7. The composition according to claim 3 wherein the plasticizer comprises castor oil, diacetylated monoglycerides, dibutyl sebacate, diethyl phthalate, glycerin, polyethylene glycol, propylene glycol, triacetin, and triethyl citrate
8. The composition according to claim 3 wherein the controlled release polymer comprises one or more of cellulose derivatives, one or more of methylcellulose, ethyl cellulose, hydroxymethyl cellulose, different viscosity grades of hydroxypropyl methylcellulose, hydroxy propyl cellulose, hydroxyethylcellulose, carboxymethyl cellulose, polysaccharides, gums both natural and semi-synthetic like alginates, Karaya, Guar, Locust bean, xanthan gum, gellan gum, welan gum, rhamsan gum and dextran, a polyacrylate, polyvinyl alcohol or polyvinyl pyrrolidone, carbopols, polyethylene oxides, magnesium aluminum silicate, modified starch derivatives or a derivative of such hydrophilic polymers, one or more of waxes, ethylcellulose, copolymer of acrylic acid and methacrylic acid esters, polyethylene, polyamide, polyvinyl acetate, glycerol monostearate, stearylalcohol, glyceryl behenate or combinations thereof
9. The composition according to claim 3 wherein the glidant comprises stearic acid and its derivatives or esters like sodium stearate, magnesium stearate and calcium stearate and the corresponding esters such as sodium stearyl fumarate; talc and colloidal silicon dioxide
10. The composition of claim 3 wherein the first pellet population comprises a core and a coating comprising controlled release polymer wherein the coating provides a weight gain of about 6-10% over the core.

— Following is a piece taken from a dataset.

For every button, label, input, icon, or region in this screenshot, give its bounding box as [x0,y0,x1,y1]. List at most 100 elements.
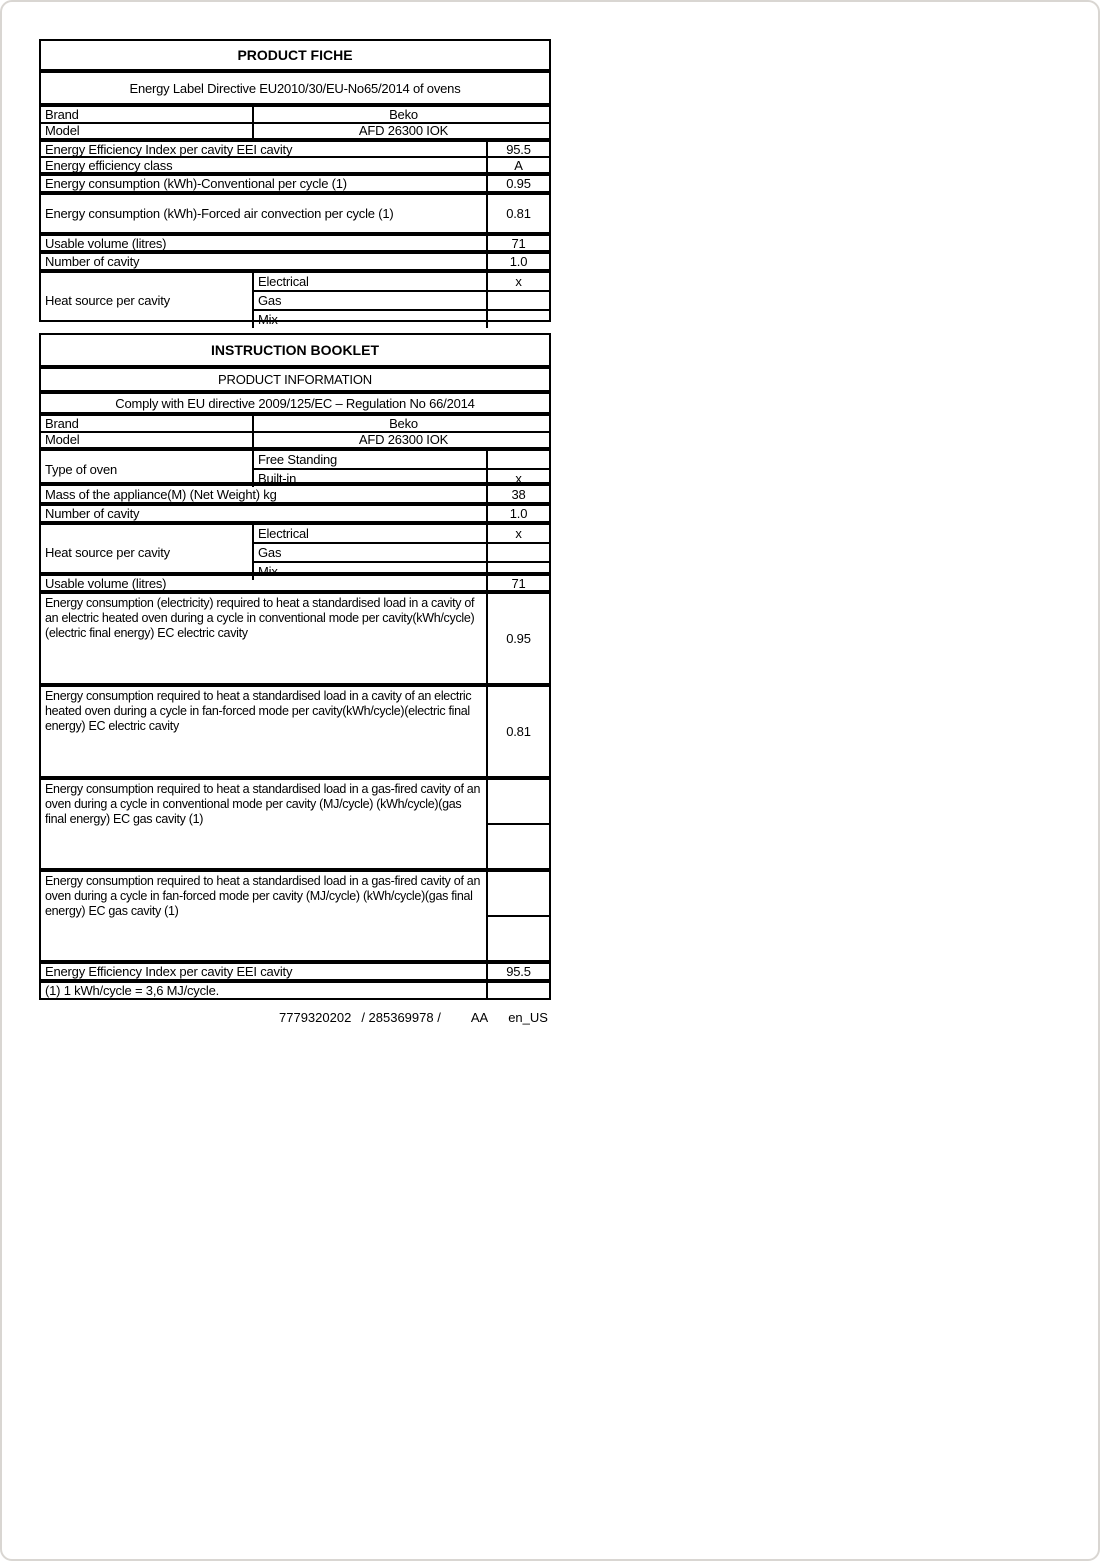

11. The composition of claim 3 wherein the second pellet population comprises a core and a coating comprising controlled release polymer wherein the coating provides a weight gain of about 10-14% over the core.
12. The composition according to claim 1 wherein said composition comprises the two populations of pellets filled into a capsule.
13. The composition according to claim 1 wherein said composition comprises the two populations of pellets compressed into a tablet.
14. A process of preparing an extended release composition of topiramate comprising two populations of coated pellets; the process comprising the following steps:
a. Preparation of first coated pellet population
(i) Preparing the core pellets of topiramate along with other excipients
(ii) Coating the core pellets with a controlled release coating solution that comprises 1-10% w/w of controlled release polymer and other excipient
b. Preparation of second coated pellet population
(i) Preparing the core pellets of topiramate along with other excipients
(ii) Coating the core pellets with a controlled release coating solution that comprises 5-15% w/w of controlled release polymer and other excipient
c. Lubricating the two population of coated pellets with a suitable lubricant
d. Mixing the two populations of coated pellets and filling into the capsule.